Venecia, 7.00 AM
El occidental avanza somnoliento por el pasillo del hotel. Son las siete de la mañana, y los días anteriores, aprovechando que está de vacaciones, ha estirado hasta las ocho o las nueve el tiempo de sueño, desacostumbrando con ello su cuerpo a madrugar. A la entrada del buffet de desayunos le piden su número de habitación. Lo facilita esforzándose para recordar las cifras en italiano y atraviesa el umbral de lo que supone, por la hora, la fecha y el silencio reinante, que será un salón vacío.
Cuál no es su sorpresa cuando se lo encuentra abarrotado. Y cuál no es su estupor, casi su escalofrío, cuando comprueba, después de tres o cuatro ojeadas incrédulas, que todos los comensales, sin una sola excepción, son de origen oriental. No ha visto ninguno en las dos mañanas precedentes, cuando bajaba a desayunar a las ocho y media o las nueve y media. Había llegado incluso a creer que los muchos que se cruzaba por las calles de la ciudad debían de agruparse, por designio de los touroperadores que los traen, en hoteles entre los que no se contaba el suyo. Pero he aquí que están, que no son pocos, y que la razón por las que no los ha visto es porque todos ellos, como un solo hombre, se presentan en el buffet de desayunos a la hora de apertura. Todo un contraste con la negligencia de los occidentales que, lo ha podido comprobar el día que menos madrugó, tienden más bien a apiñarse en las proximidades de la hora de cierre.
Todavía un poco sobrecogido, por la extraña uniformidad de la concurrencia y por el silencio absoluto en que desayunan, sin cruzar una palabra entre sí y casi sin mirar otra cosa que la comida que ingieren, el occidental busca uno de los pocos sitios libres, en un conjunto de cuatro mesas del que las otras tres las ocupan unos matrimonios de edad. Se sirve el desayuno, pide tímidamente un café y se apodera de uno de los periódicos que se ofrecen al huésped en una mesita. Observa que ni uno solo de los orientales tiene un periódico junto al plato. Todos se aplican a lo que están haciendo, sin permitirse distracciones.
Pero el occidental necesita, justamente, distraerse de la coyuntura un tanto anómala e inquietante en que se dispone a hacer la primera comida del día. Y se zambulle en el primer artículo que encuentra en la portada del periódico, y que resulta ser una columna de opinión. Es un diario veneciano, y el columnista repasa diversos datos, entre ellos, que los comercios locales han perdido un 18 por ciento de ventas en la campaña navideña respecto del año anterior. El miedo a 2012 de la gente, deduce. Con todo, se felicita de las medidas que está poniendo en marcha el Gobierno, en cuya virtud, llega a afirmar, Italia está en el camino de dejar de ser una rareza y una vergüenza en el contexto europeo, y los italianos se disponen a asumir lo que se asume en cualquier país normal, que una parte de la riqueza individual se ha de destinar a construir un estado que procure el bien común. Algo que, asegura, en Italia brillaba por su ausencia.

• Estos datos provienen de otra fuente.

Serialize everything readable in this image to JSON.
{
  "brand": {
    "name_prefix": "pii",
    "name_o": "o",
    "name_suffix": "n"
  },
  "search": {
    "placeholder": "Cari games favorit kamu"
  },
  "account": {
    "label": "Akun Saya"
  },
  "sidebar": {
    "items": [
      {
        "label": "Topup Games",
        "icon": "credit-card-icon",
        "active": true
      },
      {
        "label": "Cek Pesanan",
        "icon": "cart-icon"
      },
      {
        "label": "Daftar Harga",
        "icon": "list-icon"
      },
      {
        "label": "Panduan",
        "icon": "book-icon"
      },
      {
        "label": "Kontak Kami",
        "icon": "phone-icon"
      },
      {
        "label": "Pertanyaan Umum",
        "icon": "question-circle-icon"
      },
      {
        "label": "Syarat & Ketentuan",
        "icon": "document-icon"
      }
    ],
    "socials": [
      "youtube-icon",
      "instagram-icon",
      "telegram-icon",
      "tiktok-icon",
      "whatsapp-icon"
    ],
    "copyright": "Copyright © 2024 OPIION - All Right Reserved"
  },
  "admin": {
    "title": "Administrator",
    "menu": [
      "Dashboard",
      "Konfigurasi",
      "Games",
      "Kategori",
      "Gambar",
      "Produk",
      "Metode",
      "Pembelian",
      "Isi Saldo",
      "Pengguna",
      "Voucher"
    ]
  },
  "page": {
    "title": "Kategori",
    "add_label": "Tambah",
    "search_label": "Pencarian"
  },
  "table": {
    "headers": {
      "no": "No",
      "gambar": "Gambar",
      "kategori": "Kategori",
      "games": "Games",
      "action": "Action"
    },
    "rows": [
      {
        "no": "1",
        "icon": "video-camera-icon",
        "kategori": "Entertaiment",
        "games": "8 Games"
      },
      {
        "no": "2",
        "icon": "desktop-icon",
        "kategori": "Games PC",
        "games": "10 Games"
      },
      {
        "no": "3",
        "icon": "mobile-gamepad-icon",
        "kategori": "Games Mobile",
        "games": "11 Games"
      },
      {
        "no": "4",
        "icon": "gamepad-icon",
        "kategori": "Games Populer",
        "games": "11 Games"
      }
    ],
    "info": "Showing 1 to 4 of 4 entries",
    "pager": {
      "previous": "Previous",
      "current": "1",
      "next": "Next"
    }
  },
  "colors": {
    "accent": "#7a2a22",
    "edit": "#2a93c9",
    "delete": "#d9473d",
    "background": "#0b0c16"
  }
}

El occidental no es italiano, sino de otro país europeo con sus propios problemas, en parte coincidentes, en parte diversos. Pero no puede dejar de asociar esa postración rezagada en que se encuentra Europa con la imagen de todos aquellos orientales madrugadores que, terminado su desayuno, vacían rápidamente la sala. De un momento a otro no quedan más que dos o tres. Lo ha visto al levantar la cabeza del periódico, porque por el ruido resulta imposible distinguir si están o no están allí.
Diez minutos después, mientras camina hacia la Piazza San Marco, los ve haciendo ya cola ante las góndolas del Bacino Orseolo. A las 7.50 admira desde la Riva degli Schiavoni la salida del sol, más allá del Lido. El sol naciente, el de los que van por delante: los que, no por azar, mueven ya el mundo.